Some believe leadership is a gift you either have or don’t have. Others believe leadership is determined by wealth and prominence. I believe leadership is a characteristic and skill that is honed and developed. We live in a time where this skill is being squelched. Sound leadership is needed now more than ever. It must be obtained in order to be successful in family life, work, the community, the state, the nation, and the world.
Leadership is not reserved for an elect few. This skill ought to be sought after by all people from all walks of life. Everyone has the opportunity to be a leader. John Quincy Adams said, “If your actions inspire others to dream more, learn more, do more, and become more, you are a leader.” As we each interact with people on a daily basis, we have the opportunity to be able to inspire and influence them for good.

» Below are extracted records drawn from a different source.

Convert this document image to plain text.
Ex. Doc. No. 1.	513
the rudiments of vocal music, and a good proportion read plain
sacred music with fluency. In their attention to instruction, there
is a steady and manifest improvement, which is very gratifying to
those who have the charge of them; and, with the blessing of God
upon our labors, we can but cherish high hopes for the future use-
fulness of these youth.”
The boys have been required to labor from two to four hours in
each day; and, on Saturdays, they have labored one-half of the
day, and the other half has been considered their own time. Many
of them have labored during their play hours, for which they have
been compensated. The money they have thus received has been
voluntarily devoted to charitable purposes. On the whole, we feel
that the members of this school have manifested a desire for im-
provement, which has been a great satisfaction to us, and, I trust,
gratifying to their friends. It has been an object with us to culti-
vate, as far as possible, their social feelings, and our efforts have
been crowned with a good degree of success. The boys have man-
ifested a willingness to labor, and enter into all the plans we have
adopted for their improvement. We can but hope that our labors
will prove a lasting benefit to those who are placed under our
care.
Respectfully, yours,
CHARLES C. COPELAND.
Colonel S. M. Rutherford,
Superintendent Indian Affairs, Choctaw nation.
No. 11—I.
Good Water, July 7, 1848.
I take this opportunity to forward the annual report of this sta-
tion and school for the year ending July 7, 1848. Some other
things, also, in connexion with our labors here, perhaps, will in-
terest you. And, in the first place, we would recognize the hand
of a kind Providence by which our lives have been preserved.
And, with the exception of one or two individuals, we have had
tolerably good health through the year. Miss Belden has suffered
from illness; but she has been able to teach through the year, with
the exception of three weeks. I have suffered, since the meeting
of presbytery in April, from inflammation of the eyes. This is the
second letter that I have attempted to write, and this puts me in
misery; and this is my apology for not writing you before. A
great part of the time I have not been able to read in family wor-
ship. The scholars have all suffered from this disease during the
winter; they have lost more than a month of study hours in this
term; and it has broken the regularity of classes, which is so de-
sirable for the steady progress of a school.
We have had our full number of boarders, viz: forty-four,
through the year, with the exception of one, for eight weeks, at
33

Leadership is like a stool. It requires three legs in order to be balanced, stable and functional. The legs of leadership are vision, belief, and influence.
A leader is one who possesses vision. In other words, this is the ability to formulate and articulate the best possible outcome or end-all goal that will benefit the most people. A good vision is one that motivates others to specific actions. An excellent exemplar of possessing vision is Martin Luther King, Junior. He envisioned equality for all mankind. This vision empowered the Civil Rights Movement and other important events that paved the way for progress in obtaining equality among all men and women. Although we may never play a role as big as Martin Luther King, Junior, we can develop and demonstrate this skill in our own spheres of influence.

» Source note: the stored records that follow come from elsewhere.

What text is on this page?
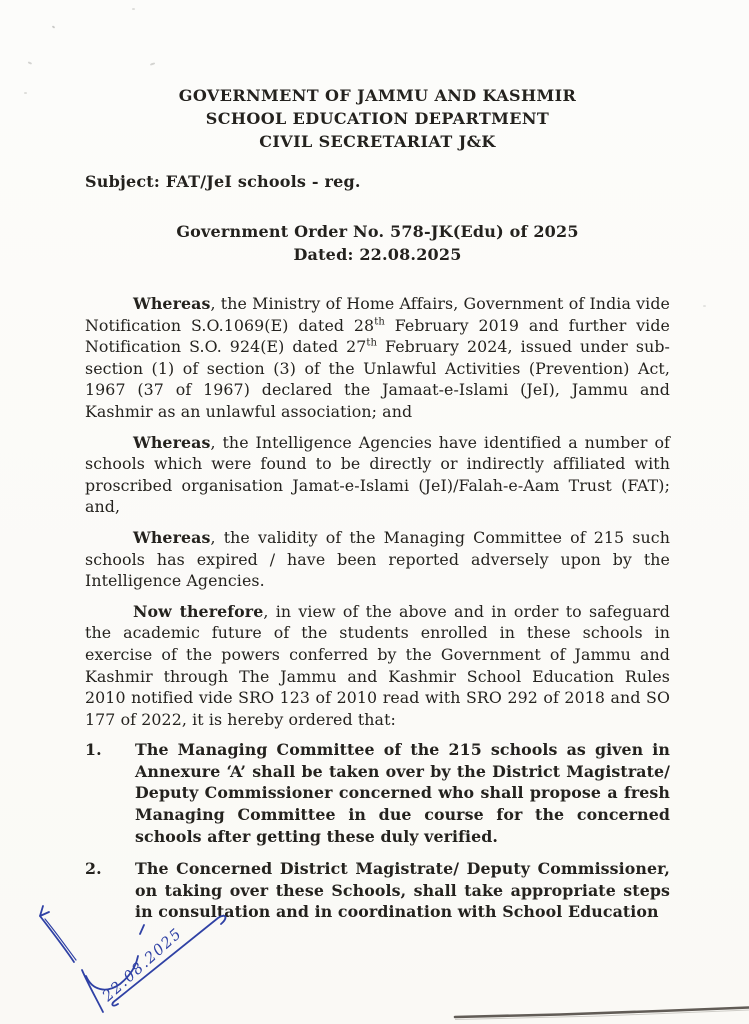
GOVERNMENT OF JAMMU AND KASHMIR
SCHOOL EDUCATION DEPARTMENT
CIVIL SECRETARIAT J&K
Subject: FAT/JeI schools - reg.
Government Order No. 578-JK(Edu) of 2025
Dated: 22.08.2025

Whereas, the Ministry of Home Affairs, Government of India vide Notification S.O.1069(E) dated 28th February 2019 and further vide Notification S.O. 924(E) dated 27th February 2024, issued under sub-section (1) of section (3) of the Unlawful Activities (Prevention) Act, 1967 (37 of 1967) declared the Jamaat-e-Islami (JeI), Jammu and Kashmir as an unlawful association; and

Whereas, the Intelligence Agencies have identified a number of schools which were found to be directly or indirectly affiliated with proscribed organisation Jamat-e-Islami (JeI)/Falah-e-Aam Trust (FAT); and,

Whereas, the validity of the Managing Committee of 215 such schools has expired / have been reported adversely upon by the Intelligence Agencies.

Now therefore, in view of the above and in order to safeguard the academic future of the students enrolled in these schools in exercise of the powers conferred by the Government of Jammu and Kashmir through The Jammu and Kashmir School Education Rules 2010 notified vide SRO 123 of 2010 read with SRO 292 of 2018 and SO 177 of 2022, it is hereby ordered that:

1.	The Managing Committee of the 215 schools as given in Annexure ‘A’ shall be taken over by the District Magistrate/ Deputy Commissioner concerned who shall propose a fresh Managing Committee in due course for the concerned schools after getting these duly verified.
2.	The Concerned District Magistrate/ Deputy Commissioner, on taking over these Schools, shall take appropriate steps in consultation and in coordination with School Education
22.08.2025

A leader is one who inspires belief. Belief in one’s own potential is the biggest determinant to individual success. Seeing and believing in your own potential, however, is not a task you can accomplish by yourself. A leader is that someone who helps you see who you can
become and how to get there. Your wishful hope is transformed into an obtainable action plan. In this sense, the leader has inspired you
to believe that you can actually achieve your dreams.
A leader is one who brings people together and influences them for good. One of the greatest experiences to be had is being united in a common cause. The ability to bridge cultural, political, economic, and religious differences and unite people in pursuing one goal is the influence for good that I am speaking of. These united relationships will change people’s lives. The ability to facilitate that connection and that unity is known as leadership.
Remember that leadership is not a gift given to a select group, nor is it determined by wealth and prominence. Leadership is a core characteristic trait to be developed through diligence. As you become a leader, you will come to understand what Tom Peters meant when he stated, “Leaders don’t create followers, they create more leaders.”